Pile - The visible surface of a carpet, pile consists of fiber tufts in loops that are either cut or uncut. Also called "nap." There are four general types:

Cut and Loop Pile -  This style combines lower loops and higher cut piles on one surface, producing pattern, textures, and sculpting.

Level Loop Pile - Short, even, densely packed loops create a durable, easy to clean surface. Berber, one type of level loop pile, typically contains flecks of dark color on a light background.

Multilevel Loop Pile -Two or three varying levels of loops produce patterns both geometric and abstract.

Cut Pile - Featuring loops cut to the same height, this common construction encompasses five styles:

Saxony features tightly twisted cut piles standing straight up.
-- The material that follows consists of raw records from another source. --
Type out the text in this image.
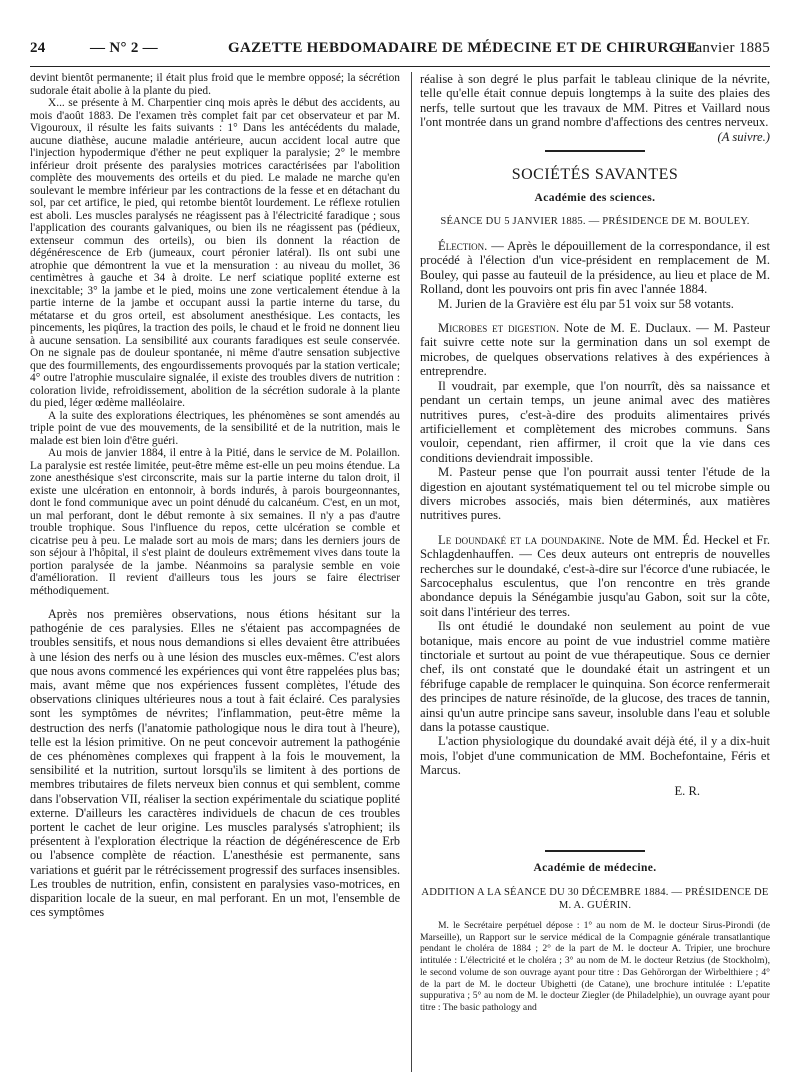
24	— N° 2 —	GAZETTE HEBDOMADAIRE DE MÉDECINE ET DE CHIRURGIE
9 Janvier 1885

devint bientôt permanente; il était plus froid que le membre opposé; la sécrétion sudorale était abolie à la plante du pied.

X... se présente à M. Charpentier cinq mois après le début des accidents, au mois d'août 1883. De l'examen très complet fait par cet observateur et par M. Vigouroux, il résulte les faits suivants : 1° Dans les antécédents du malade, aucune diathèse, aucune maladie antérieure, aucun accident local autre que l'injection hypodermique d'éther ne peut expliquer la paralysie; 2° le membre inférieur droit présente des paralysies motrices caractérisées par l'abolition complète des mouvements des orteils et du pied. Le malade ne marche qu'en soulevant le membre inférieur par les contractions de la fesse et en détachant du sol, par cet artifice, le pied, qui retombe bientôt lourdement. Le réflexe rotulien est aboli. Les muscles paralysés ne réagissent pas à l'électricité faradique ; sous l'application des courants galvaniques, ou bien ils ne réagissent pas (pédieux, extenseur commun des orteils), ou bien ils donnent la réaction de dégénérescence de Erb (jumeaux, court péronier latéral). Ils ont subi une atrophie que démontrent la vue et la mensuration : au niveau du mollet, 36 centimètres à gauche et 34 à droite. Le nerf sciatique poplité externe est inexcitable; 3° la jambe et le pied, moins une zone verticalement étendue à la partie interne de la jambe et occupant aussi la partie interne du tarse, du métatarse et du gros orteil, est absolument anesthésique. Les contacts, les pincements, les piqûres, la traction des poils, le chaud et le froid ne donnent lieu à aucune sensation. La sensibilité aux courants faradiques est seule conservée. On ne signale pas de douleur spontanée, ni même d'autre sensation subjective que des fourmillements, des engourdissements provoqués par la station verticale; 4° outre l'atrophie musculaire signalée, il existe des troubles divers de nutrition : coloration livide, refroidissement, abolition de la sécrétion sudorale à la plante du pied, léger œdème malléolaire.

A la suite des explorations électriques, les phénomènes se sont amendés au triple point de vue des mouvements, de la sensibilité et de la nutrition, mais le malade est bien loin d'être guéri.

Au mois de janvier 1884, il entre à la Pitié, dans le service de M. Polaillon. La paralysie est restée limitée, peut-être même est-elle un peu moins étendue. La zone anesthésique s'est circonscrite, mais sur la partie interne du talon droit, il existe une ulcération en entonnoir, à bords indurés, à parois bourgeonnantes, dont le fond communique avec un point dénudé du calcanéum. C'est, en un mot, un mal perforant, dont le début remonte à six semaines. Il n'y a pas d'autre trouble trophique. Sous l'influence du repos, cette ulcération se comble et cicatrise peu à peu. Le malade sort au mois de mars; dans les derniers jours de son séjour à l'hôpital, il s'est plaint de douleurs extrêmement vives dans toute la portion paralysée de la jambe. Néanmoins sa paralysie semble en voie d'amélioration. Il revient d'ailleurs tous les jours se faire électriser méthodiquement.

Après nos premières observations, nous étions hésitant sur la pathogénie de ces paralysies. Elles ne s'étaient pas accompagnées de troubles sensitifs, et nous nous demandions si elles devaient être attribuées à une lésion des nerfs ou à une lésion des muscles eux-mêmes. C'est alors que nous avons commencé les expériences qui vont être rappelées plus bas; mais, avant même que nos expériences fussent complètes, l'étude des observations cliniques ultérieures nous a tout à fait éclairé. Ces paralysies sont les symptômes de névrites; l'inflammation, peut-être même la destruction des nerfs (l'anatomie pathologique nous le dira tout à l'heure), telle est la lésion primitive. On ne peut concevoir autrement la pathogénie de ces phénomènes complexes qui frappent à la fois le mouvement, la sensibilité et la nutrition, surtout lorsqu'ils se limitent à des portions de membres tributaires de filets nerveux bien connus et qui semblent, comme dans l'observation VII, réaliser la section expérimentale du sciatique poplité externe. D'ailleurs les caractères individuels de chacun de ces troubles portent le cachet de leur origine. Les muscles paralysés s'atrophient; ils présentent à l'exploration électrique la réaction de dégénérescence de Erb ou l'absence complète de réaction. L'anesthésie est permanente, sans variations et guérit par le rétrécissement progressif des surfaces insensibles. Les troubles de nutrition, enfin, consistent en paralysies vaso-motrices, en disparition locale de la sueur, en mal perforant. En un mot, l'ensemble de ces symptômes

réalise à son degré le plus parfait le tableau clinique de la névrite, telle qu'elle était connue depuis longtemps à la suite des plaies des nerfs, telle surtout que les travaux de MM. Pitres et Vaillard nous l'ont montrée dans un grand nombre d'affections des centres nerveux.

(A suivre.)

SOCIÉTÉS SAVANTES
Académie des sciences.
SÉANCE DU 5 JANVIER 1885. — PRÉSIDENCE DE M. BOULEY.

Élection. — Après le dépouillement de la correspondance, il est procédé à l'élection d'un vice-président en remplacement de M. Bouley, qui passe au fauteuil de la présidence, au lieu et place de M. Rolland, dont les pouvoirs ont pris fin avec l'année 1884.

M. Jurien de la Gravière est élu par 51 voix sur 58 votants.

Microbes et digestion. Note de M. E. Duclaux. — M. Pasteur fait suivre cette note sur la germination dans un sol exempt de microbes, de quelques observations relatives à des expériences à entreprendre.

Il voudrait, par exemple, que l'on nourrît, dès sa naissance et pendant un certain temps, un jeune animal avec des matières nutritives pures, c'est-à-dire des produits alimentaires privés artificiellement et complètement des microbes communs. Sans vouloir, cependant, rien affirmer, il croit que la vie dans ces conditions deviendrait impossible.

M. Pasteur pense que l'on pourrait aussi tenter l'étude de la digestion en ajoutant systématiquement tel ou tel microbe simple ou divers microbes associés, mais bien déterminés, aux matières nutritives pures.

Le doundaké et la doundakine. Note de MM. Éd. Heckel et Fr. Schlagdenhauffen. — Ces deux auteurs ont entrepris de nouvelles recherches sur le doundaké, c'est-à-dire sur l'écorce d'une rubiacée, le Sarcocephalus esculentus, que l'on rencontre en très grande abondance depuis la Sénégambie jusqu'au Gabon, soit sur la côte, soit dans l'intérieur des terres.

Ils ont étudié le doundaké non seulement au point de vue botanique, mais encore au point de vue industriel comme matière tinctoriale et surtout au point de vue thérapeutique. Sous ce dernier chef, ils ont constaté que le doundaké était un astringent et un fébrifuge capable de remplacer le quinquina. Son écorce renfermerait des principes de nature résinoïde, de la glucose, des traces de tannin, ainsi qu'un autre principe sans saveur, insoluble dans l'eau et soluble dans la potasse caustique.

L'action physiologique du doundaké avait déjà été, il y a dix-huit mois, l'objet d'une communication de MM. Bochefontaine, Féris et Marcus.

E. R.

Académie de médecine.
ADDITION A LA SÉANCE DU 30 DÉCEMBRE 1884. — PRÉSIDENCE DE M. A. GUÉRIN.

M. le Secrétaire perpétuel dépose : 1° au nom de M. le docteur Sirus-Pirondi (de Marseille), un Rapport sur le service médical de la Compagnie générale transatlantique pendant le choléra de 1884 ; 2° de la part de M. le docteur A. Tripier, une brochure intitulée : L'électricité et le choléra ; 3° au nom de M. le docteur Retzius (de Stockholm), le second volume de son ouvrage ayant pour titre : Das Gehörorgan der Wirbelthiere ; 4° de la part de M. le docteur Ubighetti (de Catane), une brochure intitulée : L'epatite suppurativa ; 5° au nom de M. le docteur Ziegler (de Philadelphie), un ouvrage ayant pour titre : The basic pathology and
Plush has closely packed tufts all the same length (longer than Saxony) for a smooth, luxurious surface. Also called "velvet."

Textured carpet mixes twisted and straight piles for a nubby look.

Frieze is highly twisted with fibers curling in different directions for a highly textured look.

Shag is a deep pile carpet with long strands that are slightly twisted and set farther apart for a shaggy appearance.

Considerations

Before choosing a carpet, consider these factors.

How To Clean - Carpet requires regular vacuuming and occasional deep cleaning. Choose a stain- and soil-resistant style to simplify cleanup.

Best for: Bedrooms, living and family rooms, playrooms, and dining rooms.

Pet Friendly? Moderate. Carpet is most prone to damage from messes and traffic, so choose a style that is durable and stain treated, won't snag claws, and disguises pet hair. One benefit: Carpet can actually trap allergens to prevent them from circulating in the air.

Underlayment - Proper underlayment is vital to extend carpet longevity, add cushioning, keep your home quieter, and keep carpet cleaner. Three basic types exist: foam, rubber, and fiber. Check with your manufacturer to determine which is best for your carpet.